Anne-Marie Chidzero, chief investment officer at FSD Africa Investments, talks about the risks and opportunities in backing Africa’s early-stage startups.
While funding is crucial to any startup’s success, Anne-Marie Chidzero knows it’s not the only challenge facing young companies in Africa. Entrepreneurs on the continent navigate problems around policies and regulations and need the backing of investors who can do more than what regular venture capitalists would.
Chidzero, the chief investment officer of FSD Africa Investments, has spent over 20 years in finance and the development of small and medium-sized enterprises (SMEs). In her current role, she identifies and coordinates investment opportunities for the firm. She believes African startups need development finance institutions (DFIs), which provide capital for high-risk projects that traditional lenders are not inclined to fund.
She spoke to Rest of World about how DFIs can bridge Africa’s early-stage startup funding gaps and what the future looks like for the continent’s startup valuations.
In what specific ways do development finance institutions and private investors bridge the early-stage funding gap for startups?
We need [to first] acknowledge why Africa is a frontier market. We have a vast youth population, and we’re seeing that [they] will drive a lot of the innovation around the business models that will address our needs — whether their social or economic needs.
We also need to acknowledge that there’s a massive gap in the market and figure out how to fund these early-stage concepts. Do we have institutions? These are unproven, novel models — they carry many inherent risks. Then, other aspects of the economy have their risks.

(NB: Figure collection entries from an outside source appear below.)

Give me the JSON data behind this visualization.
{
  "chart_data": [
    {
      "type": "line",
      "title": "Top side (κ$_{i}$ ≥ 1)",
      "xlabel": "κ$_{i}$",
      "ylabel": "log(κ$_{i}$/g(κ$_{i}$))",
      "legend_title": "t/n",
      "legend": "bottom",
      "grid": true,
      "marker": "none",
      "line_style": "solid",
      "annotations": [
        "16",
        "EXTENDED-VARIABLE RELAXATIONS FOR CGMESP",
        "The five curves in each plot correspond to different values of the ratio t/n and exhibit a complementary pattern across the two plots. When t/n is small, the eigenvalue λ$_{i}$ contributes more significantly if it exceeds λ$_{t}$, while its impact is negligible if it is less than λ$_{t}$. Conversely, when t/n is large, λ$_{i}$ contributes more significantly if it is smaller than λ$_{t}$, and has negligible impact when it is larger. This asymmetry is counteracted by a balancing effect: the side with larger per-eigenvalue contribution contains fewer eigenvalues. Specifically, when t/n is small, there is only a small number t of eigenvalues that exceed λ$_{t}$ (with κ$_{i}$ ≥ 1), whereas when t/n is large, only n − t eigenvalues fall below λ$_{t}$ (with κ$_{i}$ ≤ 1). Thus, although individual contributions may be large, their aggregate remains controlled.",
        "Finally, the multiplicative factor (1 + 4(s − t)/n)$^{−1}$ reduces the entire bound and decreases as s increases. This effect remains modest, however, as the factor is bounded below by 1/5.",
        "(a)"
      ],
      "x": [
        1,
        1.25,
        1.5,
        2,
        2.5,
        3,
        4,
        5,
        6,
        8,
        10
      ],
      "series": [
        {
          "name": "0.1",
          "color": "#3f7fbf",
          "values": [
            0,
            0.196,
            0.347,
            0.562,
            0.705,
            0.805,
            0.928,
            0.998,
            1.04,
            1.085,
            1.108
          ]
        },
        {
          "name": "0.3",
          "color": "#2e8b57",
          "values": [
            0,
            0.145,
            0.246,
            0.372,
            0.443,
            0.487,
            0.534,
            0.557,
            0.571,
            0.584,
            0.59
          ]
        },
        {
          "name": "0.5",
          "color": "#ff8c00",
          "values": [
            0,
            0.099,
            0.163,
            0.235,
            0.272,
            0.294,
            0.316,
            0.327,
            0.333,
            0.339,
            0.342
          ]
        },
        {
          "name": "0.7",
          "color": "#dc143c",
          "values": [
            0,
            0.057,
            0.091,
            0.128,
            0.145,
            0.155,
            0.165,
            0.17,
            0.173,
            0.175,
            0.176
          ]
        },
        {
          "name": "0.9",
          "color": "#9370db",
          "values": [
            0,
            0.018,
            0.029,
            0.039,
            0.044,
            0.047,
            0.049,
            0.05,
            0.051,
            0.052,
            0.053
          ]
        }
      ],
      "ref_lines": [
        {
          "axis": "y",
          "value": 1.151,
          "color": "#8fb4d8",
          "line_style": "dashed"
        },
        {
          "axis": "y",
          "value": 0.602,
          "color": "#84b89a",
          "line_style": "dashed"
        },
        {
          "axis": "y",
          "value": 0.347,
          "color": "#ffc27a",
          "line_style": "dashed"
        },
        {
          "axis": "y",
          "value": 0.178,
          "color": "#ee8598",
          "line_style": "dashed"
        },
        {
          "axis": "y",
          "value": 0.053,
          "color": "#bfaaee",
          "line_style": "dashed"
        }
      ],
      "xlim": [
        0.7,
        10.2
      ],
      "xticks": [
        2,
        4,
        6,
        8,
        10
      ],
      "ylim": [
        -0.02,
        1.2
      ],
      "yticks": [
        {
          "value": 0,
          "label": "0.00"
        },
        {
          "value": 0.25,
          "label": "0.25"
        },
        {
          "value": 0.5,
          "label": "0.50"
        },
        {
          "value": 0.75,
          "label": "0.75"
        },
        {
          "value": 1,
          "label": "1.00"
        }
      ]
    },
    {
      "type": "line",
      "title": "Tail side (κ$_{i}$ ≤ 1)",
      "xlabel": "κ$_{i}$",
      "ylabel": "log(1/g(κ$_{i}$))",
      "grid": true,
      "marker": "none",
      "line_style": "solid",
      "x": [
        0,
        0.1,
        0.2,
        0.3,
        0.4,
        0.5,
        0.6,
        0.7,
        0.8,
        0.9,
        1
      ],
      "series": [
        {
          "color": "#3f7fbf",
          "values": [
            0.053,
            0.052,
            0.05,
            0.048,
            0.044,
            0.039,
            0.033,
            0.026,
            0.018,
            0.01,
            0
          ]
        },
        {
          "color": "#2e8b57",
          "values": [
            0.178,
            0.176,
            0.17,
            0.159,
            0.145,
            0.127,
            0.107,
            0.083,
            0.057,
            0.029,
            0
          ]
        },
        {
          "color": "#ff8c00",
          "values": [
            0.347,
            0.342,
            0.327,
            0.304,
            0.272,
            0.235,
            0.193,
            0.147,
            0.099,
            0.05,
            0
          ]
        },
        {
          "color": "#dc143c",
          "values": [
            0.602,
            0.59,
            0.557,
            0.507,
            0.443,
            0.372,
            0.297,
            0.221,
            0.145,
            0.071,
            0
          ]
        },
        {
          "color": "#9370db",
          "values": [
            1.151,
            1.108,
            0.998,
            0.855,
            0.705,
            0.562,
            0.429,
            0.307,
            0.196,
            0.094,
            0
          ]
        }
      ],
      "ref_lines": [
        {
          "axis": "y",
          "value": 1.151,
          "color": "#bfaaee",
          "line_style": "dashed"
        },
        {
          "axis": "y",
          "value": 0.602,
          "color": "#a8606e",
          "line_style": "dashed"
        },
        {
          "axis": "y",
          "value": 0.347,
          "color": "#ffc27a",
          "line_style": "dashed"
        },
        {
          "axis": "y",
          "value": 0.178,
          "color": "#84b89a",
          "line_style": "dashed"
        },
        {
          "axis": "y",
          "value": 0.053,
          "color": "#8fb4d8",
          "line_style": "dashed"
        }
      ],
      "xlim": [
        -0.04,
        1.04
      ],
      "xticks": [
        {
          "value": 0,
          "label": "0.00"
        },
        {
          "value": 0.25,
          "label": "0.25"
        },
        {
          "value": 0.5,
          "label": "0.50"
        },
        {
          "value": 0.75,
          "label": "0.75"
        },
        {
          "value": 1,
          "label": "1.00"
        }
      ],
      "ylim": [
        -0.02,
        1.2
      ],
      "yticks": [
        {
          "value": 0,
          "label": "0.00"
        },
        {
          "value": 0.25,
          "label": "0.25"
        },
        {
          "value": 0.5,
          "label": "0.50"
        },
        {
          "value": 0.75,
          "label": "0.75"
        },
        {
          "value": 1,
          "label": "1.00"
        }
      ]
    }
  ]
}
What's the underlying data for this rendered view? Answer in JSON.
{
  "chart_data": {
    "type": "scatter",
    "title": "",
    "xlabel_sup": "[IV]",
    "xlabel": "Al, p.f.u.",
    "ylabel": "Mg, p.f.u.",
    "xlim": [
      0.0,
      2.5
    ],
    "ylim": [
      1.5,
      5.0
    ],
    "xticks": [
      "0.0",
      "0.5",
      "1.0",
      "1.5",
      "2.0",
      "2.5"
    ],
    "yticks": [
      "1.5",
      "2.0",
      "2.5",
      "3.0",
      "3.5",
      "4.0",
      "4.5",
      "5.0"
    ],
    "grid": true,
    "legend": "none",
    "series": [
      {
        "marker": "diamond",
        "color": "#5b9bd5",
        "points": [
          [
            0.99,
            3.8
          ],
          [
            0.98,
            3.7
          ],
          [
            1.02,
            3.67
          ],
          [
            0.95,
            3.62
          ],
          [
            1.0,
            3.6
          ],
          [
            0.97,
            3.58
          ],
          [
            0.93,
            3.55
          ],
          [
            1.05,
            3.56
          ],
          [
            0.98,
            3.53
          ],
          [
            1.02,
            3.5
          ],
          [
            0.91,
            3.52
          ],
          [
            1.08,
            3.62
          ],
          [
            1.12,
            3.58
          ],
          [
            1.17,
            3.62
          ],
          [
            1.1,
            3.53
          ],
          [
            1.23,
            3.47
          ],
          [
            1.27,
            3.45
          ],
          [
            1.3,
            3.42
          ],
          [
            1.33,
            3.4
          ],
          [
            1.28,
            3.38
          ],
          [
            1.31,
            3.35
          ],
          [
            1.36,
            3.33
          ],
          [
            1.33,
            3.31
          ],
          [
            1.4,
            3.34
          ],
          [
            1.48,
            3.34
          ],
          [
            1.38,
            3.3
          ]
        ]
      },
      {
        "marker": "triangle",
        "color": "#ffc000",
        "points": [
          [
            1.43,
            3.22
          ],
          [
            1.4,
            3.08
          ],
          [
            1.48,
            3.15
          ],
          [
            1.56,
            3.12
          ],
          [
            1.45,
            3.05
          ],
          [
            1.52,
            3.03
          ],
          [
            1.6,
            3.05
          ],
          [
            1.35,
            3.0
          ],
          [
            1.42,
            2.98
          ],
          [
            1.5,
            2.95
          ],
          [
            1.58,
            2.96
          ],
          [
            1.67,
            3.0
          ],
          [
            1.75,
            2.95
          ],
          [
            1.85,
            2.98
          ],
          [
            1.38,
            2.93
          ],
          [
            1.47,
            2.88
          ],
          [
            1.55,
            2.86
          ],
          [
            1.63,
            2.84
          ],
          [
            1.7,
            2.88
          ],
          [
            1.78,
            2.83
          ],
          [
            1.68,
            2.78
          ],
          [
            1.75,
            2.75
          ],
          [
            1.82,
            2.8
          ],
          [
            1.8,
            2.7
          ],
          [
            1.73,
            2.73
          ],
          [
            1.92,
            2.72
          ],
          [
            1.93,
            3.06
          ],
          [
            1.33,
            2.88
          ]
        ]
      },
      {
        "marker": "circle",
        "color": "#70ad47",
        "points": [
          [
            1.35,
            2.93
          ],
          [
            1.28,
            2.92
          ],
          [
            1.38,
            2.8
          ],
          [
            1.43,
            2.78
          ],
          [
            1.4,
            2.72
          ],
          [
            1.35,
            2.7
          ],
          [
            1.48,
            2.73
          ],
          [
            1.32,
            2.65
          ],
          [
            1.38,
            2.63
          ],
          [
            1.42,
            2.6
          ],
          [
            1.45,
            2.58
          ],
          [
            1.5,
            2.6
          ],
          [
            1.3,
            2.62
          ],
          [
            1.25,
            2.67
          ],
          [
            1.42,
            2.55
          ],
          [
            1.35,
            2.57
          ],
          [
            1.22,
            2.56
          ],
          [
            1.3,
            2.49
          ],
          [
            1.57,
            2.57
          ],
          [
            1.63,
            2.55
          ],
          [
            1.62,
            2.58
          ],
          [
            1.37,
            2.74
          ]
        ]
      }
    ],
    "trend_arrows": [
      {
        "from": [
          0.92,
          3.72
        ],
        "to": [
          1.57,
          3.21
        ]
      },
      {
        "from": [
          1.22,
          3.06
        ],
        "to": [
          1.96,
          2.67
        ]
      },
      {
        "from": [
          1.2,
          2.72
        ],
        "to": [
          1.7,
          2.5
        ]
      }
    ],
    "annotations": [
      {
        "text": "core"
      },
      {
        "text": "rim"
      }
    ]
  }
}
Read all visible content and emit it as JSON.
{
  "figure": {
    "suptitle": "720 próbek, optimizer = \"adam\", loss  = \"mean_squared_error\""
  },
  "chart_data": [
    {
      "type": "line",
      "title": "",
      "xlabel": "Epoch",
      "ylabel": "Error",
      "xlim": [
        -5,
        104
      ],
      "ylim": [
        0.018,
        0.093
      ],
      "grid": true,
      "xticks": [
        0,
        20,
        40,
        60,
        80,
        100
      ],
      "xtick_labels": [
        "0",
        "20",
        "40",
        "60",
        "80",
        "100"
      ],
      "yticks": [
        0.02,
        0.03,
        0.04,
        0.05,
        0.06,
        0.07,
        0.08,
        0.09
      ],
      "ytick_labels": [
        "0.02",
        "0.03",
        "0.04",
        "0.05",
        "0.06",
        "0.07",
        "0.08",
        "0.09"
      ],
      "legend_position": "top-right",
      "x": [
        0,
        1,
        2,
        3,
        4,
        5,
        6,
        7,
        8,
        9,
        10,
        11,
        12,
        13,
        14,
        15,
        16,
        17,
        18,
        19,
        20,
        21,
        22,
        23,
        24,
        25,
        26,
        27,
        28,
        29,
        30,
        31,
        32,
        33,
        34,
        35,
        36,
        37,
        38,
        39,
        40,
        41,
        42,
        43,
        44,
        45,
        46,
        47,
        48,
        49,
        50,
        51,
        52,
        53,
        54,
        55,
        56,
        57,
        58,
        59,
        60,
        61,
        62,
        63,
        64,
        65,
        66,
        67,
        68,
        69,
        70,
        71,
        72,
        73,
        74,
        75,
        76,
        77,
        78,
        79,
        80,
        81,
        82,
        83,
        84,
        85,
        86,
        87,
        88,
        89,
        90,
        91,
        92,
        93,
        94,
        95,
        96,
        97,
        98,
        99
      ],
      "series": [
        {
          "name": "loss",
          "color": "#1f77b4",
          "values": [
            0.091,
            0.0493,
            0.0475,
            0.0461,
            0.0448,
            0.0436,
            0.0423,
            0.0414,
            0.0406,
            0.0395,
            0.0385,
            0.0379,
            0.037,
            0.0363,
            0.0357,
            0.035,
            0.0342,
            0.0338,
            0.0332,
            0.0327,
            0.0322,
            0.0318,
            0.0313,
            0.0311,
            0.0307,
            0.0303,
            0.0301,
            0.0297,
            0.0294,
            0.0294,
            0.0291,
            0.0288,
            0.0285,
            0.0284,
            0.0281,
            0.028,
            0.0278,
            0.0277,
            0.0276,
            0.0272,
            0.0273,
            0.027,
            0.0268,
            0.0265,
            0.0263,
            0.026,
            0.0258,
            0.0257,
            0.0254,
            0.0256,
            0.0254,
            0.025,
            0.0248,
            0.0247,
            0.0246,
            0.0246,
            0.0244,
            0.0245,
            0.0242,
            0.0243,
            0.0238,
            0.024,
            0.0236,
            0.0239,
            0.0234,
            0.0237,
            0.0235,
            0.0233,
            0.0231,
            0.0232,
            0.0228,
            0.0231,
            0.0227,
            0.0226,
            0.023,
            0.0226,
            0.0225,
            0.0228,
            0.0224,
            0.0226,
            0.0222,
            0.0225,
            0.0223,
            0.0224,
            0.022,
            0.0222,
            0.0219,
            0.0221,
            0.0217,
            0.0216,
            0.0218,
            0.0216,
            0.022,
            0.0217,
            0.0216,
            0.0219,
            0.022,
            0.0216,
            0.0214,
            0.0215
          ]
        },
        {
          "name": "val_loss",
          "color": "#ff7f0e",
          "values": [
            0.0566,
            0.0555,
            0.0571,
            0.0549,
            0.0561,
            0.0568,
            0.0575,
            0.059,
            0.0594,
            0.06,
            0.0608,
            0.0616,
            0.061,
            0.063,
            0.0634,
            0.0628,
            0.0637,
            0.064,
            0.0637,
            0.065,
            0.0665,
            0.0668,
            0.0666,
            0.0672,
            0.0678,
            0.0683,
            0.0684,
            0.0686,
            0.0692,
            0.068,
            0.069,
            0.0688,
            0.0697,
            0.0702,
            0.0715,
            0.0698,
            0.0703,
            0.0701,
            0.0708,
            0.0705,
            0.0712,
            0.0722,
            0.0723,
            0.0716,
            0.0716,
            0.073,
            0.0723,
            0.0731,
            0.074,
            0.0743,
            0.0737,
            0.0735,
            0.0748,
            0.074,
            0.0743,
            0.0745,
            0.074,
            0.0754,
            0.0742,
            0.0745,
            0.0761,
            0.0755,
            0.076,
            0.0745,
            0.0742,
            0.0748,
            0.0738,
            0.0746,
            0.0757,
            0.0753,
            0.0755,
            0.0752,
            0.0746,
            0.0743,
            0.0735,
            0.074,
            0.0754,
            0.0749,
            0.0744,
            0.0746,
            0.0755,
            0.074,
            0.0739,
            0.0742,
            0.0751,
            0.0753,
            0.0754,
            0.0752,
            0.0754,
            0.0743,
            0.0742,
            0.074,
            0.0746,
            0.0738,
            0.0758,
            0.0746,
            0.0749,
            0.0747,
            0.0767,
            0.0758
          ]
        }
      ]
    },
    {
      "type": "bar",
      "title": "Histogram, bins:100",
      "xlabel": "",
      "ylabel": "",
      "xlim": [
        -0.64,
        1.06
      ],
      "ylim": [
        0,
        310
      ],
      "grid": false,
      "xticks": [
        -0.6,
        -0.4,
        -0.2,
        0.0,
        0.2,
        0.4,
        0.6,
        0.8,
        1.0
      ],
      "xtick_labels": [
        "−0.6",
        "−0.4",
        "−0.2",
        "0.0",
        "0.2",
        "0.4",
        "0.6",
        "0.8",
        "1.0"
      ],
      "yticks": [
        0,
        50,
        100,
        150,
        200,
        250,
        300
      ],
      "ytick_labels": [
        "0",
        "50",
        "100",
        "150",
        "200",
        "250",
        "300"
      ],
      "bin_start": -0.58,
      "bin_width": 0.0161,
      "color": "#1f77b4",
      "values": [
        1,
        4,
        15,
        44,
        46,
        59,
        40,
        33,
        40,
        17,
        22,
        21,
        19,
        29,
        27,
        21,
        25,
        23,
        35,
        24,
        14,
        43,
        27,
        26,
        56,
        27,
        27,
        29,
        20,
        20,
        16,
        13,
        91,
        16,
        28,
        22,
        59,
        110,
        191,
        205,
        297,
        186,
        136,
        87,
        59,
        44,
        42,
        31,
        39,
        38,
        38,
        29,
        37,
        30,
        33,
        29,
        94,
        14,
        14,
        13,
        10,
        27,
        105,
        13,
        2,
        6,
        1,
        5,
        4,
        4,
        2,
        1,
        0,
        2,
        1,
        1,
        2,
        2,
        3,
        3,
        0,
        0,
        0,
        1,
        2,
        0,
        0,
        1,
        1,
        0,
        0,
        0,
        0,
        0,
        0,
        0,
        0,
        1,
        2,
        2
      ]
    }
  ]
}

The way we intervene is that we are prepared to take a lot of that risk in backing incredible teams, whether they are in the capital market space or early-stage enterprises or startups. We’re ready to support credible teams with real vision and thought-through solutions — particularly solutions driven by technology or digital because that will be very important for Africa’s growth. We’re prepared to come in, potentially unlike other DFIs, to take on that risk. We aim to demonstrate those financing models that we hope will crowd in other DFIs and other types of investors.
How do you see founders and investors adapting to the global tech downturn and its impact on startup funding on the continent in 2023?
The collapse of Silicon Valley Bank (SVB) was less to do with the market they were saving and more to do with their overall growth and how they were financing themselves. It’s important to understand that there certainly is risk in early-stage funding ventures. We are backing a couple of these ventures that are developing innovative solutions. It’s when they get to scale that this needs to be managed. From a financial systems banking perspective, we can learn the lessons from the SVB case. But when it comes down to thinking about those solutions that enable access of early-stage companies to finance, I think we still need to work hard to consider how best to do that, how best to protect the providers, the role of policy and regulation, and so on.
The market is constantly evolving and requires different types of stakeholders to solve problems. And that’s what’s unique about FSD Africa — while we make investments, we’re also conscious that that’s not the only problem that needs to be addressed. There are problems around policies and regulations, raising awareness, and equipping the stakeholders to address the issues in the financial market.
Some investors believe the funding boom between 2020 and early 2022 led to unrealistic valuations. What do you make of this?
Markets are cyclical. Some of those valuations may have been unrealistic. But the market will demonstrate how these valuations materialize, which will impact how investors will view valuations going forward.
I sense that it’s not a market that can self-correct quickly. I think it’s a market that is remarkably resilient. Sadly, we’ll probably have some startups that won’t make it. But it’s a very dynamic market, in my view. I don’t think it’s a question of self-correcting like global markets that can do that because many different players can intervene. In the startup space, there will be quite a lot of resilience. You will see some startups that won’t make it, but you’ll see new ones that will come in.